When she discovers they are from Great Mop, a village in the Chilterns, she immediately decides that she will leave London and live there. When she returns home to tell her family the news:

“She felt as though she had awoken, unchanged from a twenty-year slumber, to find them almost unrecognisable.”

Her brother is, of course, dismissive, but her determination ensures that in the novel’s second part, we learn of her first year in Great Mop. Only now does she understand “for the first time how miserable she had been,” and Townsend Warner characterises the landscape itself as welcoming:

“Wherever she strayed the hills folded themselves around her like the fingers of a hand.”

Still, she cannot entirely escape her family, particularly when her nephew Titus decides that he too will move to Great Mop as it is the perfect place to write the book he has been planning. She objects to the ease with which he settles, to his claim that “she is just the same,” and to the way he disturbs her walks:

“She thought the woods saw her with him and drew back scornfully.”

In desperation, she cries out, “Is there no help?” and, in the novel’s second unexpected turn, enters into a pact with the Devil. Soon she has her own familiar (a cat she names Vinegar) and has been invited to her first witches’ Sabbath. Townsend Warner prevents the novel descending into silliness with a combination of the wit and seriousness she has shown throughout. This is a novel which is often wickedly funny. Lolly, for example, finds the witches’ Sabbath less enjoyable than she had hoped:

“Even as a witch, it seemed, she was doomed to social failure…”

Its darkness can be seen when, at the same Sabbath, a man whom Lolly is convinced is Satan approaches her in a mask:

“With a fine tongue like a serpent’s, he licked her right cheek.”

It later transpires that the man is a “brilliant young author” who has sold his soul to the Devil “on the condition that once a week he should be without doubt the most important person at a party.” The ultimate joke is that only Satan can help Lolly escape from the suffocatingly conventional life and character her family insist in imposing on her:

“It had pleased Satan to come to her aid. Considering carefully, she did not see who else would have done so.”

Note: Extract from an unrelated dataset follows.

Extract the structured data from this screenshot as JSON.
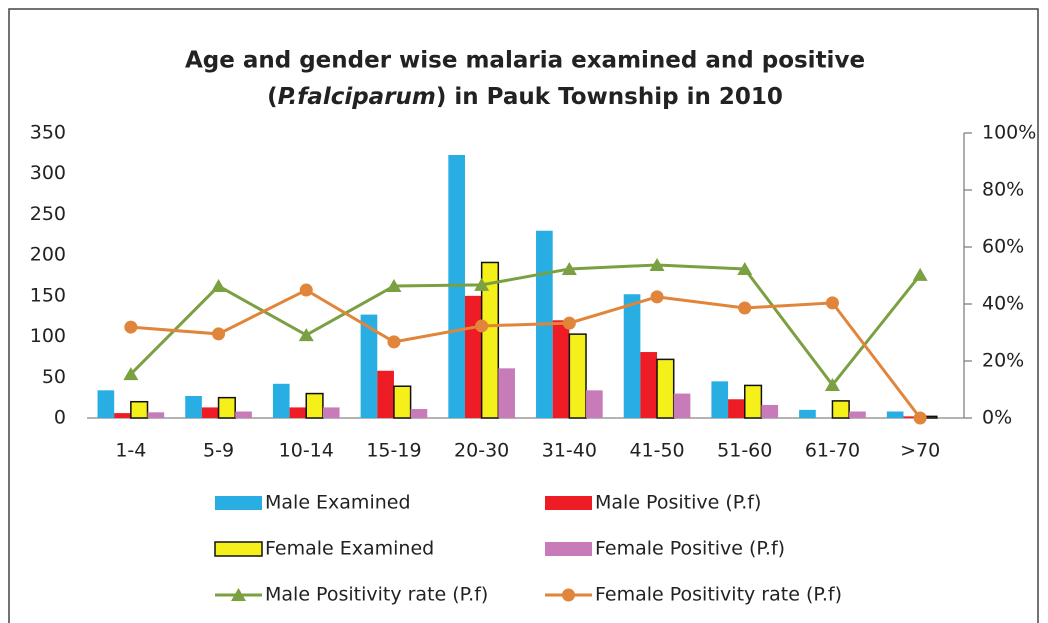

Lolly Willowes is a novel which balances great naturalism (in both her portrait of life in London and of the countryside) with the strange and unexpected, both in its language and in its plot. It is full of wonderful turns of phrase and witty descriptions. (My favourite is perhaps Caroline’s rationale for her exquisitely folded clothes: “We have our example… The grave-clothes were folded in the tomb.”) In many ways it is like Lolly herself: bursting with a life that finally cannot be repressed. Penguin Classics are releasing the rest of her novels this year and I, for one, cannot wait to read them.